Neben Sachsen hat beispielsweise auch Baden-Württemberg einen evangelikalen Biblebelt, der sich fanatisch gegen Homosexualität wehrt. Der Stuttgarter Landtag war schon vor 1990 der Erfolgsgarant für Nazi-Parteien.
1952-1964 waren revanchistische Gruppen („BHE“ Block der Heimatvertriebenen) im Landtag, 1968 zog die NPD mit fast zehn Prozent ein.
Später gab es neun Jahre eine Republikaner-Fraktion in Stuttgarter Landtag.

Die DDR-Keule kann auch schlecht erklären, wieso von allen 16 Bundesländern Bayern bei Chauvinismus, Ausländerfeindlichkeit und Homophobie vorn liegt.

Es sind 18 Aussagen, mit drastischem Inhalt: "Wenn Arbeitsplätze knapp werden, sollte man die Ausländer wieder in ihre Heimat zurückschicken" oder: "Ohne Judenvernichtung würde man Hitler heute als großen Staatsmann ansehen". Mit ihnen überprüfen Forscher der Universität Leipzig in ihrer "Mitte"-Studie seit 2002 im Zwei-Jahres-Turnus, wie verbreitet rechtsextreme Einstellungen in Deutschland sind. Die Teilnehmer sollen angeben, ob sie die Aussagen ablehnen, ihnen teilweise zustimmen, oder sie bejahen.
Für Bayern sind die Ergebnisse besorgniserregend: Jeder Dritte (33,1 Prozent) hier teilt ausländerfeindliche Einstellungen, jeder Achte (12,6 Prozent) stimmt antisemitischen Aussagen zu. Damit sind ausländerfeindliche und antisemitische Einstellungen in Bayern so weit verbreitet wie in fast keinem anderen Bundesland.

Bei Indolenz gegenüber den Nöten anderer Menschen und der physischen Gewalttätigkeit mit xenophober Motivation stehen aber die Ostländer derzeit ganz vorn in Deutschland.

Es dreht sich einem der Magen um, wenn man die täglich neuen Meldungen über sächsische Attacken auf Flüchtlinge zur Kenntnis nehmen muß.

[….] Gewalttaten aus Fremdenhass werden überproportional in den östlichen Bundesländern und Berlin verübt - zu diesem Ergebnis kommt laut einem Bericht der "Mitteldeutschen Zeitung" das Bundesinnenministerium. Auch die Anzahl dieser Gewalttaten ist demnach deutlich gestiegen.
Fast die Hälfte aller rassistisch motivierten Gewalttaten in Deutschland im vergangenen Jahr wurde laut einem Zeitungsbericht in Ostdeutschland inklusive Berlin verübt. Obwohl die Ostdeutschen nur knapp 17 Prozent der Gesamtbevölkerung stellten, seien dort 47 Prozent der rassistischen Gewalttaten registriert worden. [….]
Die Zahl der rechtsextremistisch motivierten Gewalttaten - also solcher, die sich nicht nur gegen Migranten richteten - lag demnach mit 1029 wesentlich höher. [….]

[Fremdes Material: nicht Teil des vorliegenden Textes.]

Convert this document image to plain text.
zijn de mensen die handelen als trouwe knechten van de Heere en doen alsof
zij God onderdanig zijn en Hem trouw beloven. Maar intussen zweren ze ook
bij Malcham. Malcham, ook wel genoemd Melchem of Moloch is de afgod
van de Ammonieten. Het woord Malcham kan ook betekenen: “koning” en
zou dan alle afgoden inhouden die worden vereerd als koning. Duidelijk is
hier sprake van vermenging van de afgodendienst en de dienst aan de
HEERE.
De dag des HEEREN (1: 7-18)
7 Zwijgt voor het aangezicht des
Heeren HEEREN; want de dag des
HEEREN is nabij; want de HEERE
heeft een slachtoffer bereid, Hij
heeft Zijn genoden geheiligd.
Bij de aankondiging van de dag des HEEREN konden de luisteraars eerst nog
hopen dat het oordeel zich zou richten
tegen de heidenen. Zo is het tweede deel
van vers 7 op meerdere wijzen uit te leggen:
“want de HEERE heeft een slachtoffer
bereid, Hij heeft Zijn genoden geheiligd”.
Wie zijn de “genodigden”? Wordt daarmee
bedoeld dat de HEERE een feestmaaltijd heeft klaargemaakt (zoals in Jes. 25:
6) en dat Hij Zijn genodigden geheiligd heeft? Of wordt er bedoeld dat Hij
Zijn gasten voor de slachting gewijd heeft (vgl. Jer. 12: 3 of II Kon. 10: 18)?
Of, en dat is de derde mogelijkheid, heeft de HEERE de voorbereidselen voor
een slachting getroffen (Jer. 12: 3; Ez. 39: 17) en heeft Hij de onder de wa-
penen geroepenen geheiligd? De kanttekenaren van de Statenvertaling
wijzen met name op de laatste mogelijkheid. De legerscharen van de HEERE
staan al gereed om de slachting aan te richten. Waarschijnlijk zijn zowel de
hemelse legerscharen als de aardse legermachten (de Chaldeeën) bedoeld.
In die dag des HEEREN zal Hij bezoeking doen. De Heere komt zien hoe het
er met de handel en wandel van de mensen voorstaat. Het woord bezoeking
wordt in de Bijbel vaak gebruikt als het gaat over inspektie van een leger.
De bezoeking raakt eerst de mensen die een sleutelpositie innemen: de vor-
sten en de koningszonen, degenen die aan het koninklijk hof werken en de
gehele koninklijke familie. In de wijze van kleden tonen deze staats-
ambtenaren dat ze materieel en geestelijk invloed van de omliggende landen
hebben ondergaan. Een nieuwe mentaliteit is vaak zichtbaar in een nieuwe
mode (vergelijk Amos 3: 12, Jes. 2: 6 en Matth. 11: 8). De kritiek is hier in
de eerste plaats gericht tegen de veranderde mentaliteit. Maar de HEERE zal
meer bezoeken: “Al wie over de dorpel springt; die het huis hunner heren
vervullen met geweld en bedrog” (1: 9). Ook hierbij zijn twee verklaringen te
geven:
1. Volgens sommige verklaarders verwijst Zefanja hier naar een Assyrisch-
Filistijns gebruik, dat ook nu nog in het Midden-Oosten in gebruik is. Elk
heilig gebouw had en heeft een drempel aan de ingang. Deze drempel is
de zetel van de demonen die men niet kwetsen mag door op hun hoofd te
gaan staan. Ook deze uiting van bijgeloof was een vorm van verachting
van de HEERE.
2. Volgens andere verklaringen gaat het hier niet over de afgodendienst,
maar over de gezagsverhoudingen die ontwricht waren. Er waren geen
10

Da ist etwas zusammengewachsen, das nicht zusammengehört.

(Titanic 2007)

Während sich Politiker aller Couleur zum Entsetzen der jungen Generation ausschweigen, gibt es in den nördlichen, alten Bundesländern eine Welle der Hilfsbereitschaft.
Tausende Menschen gehen auf die Flüchtlinge zu, heißen sie willkommen, spenden, bieten ihre Hilfe an.

Panorama hat die unterschiedlichen Reaktionen auf Flüchtlinge in Boogstedt und Freital zusammengeschnitten. In Sachsen regiert der blanke Hass, in Schleswig-Holstein breitet man hingegen die Arme aus.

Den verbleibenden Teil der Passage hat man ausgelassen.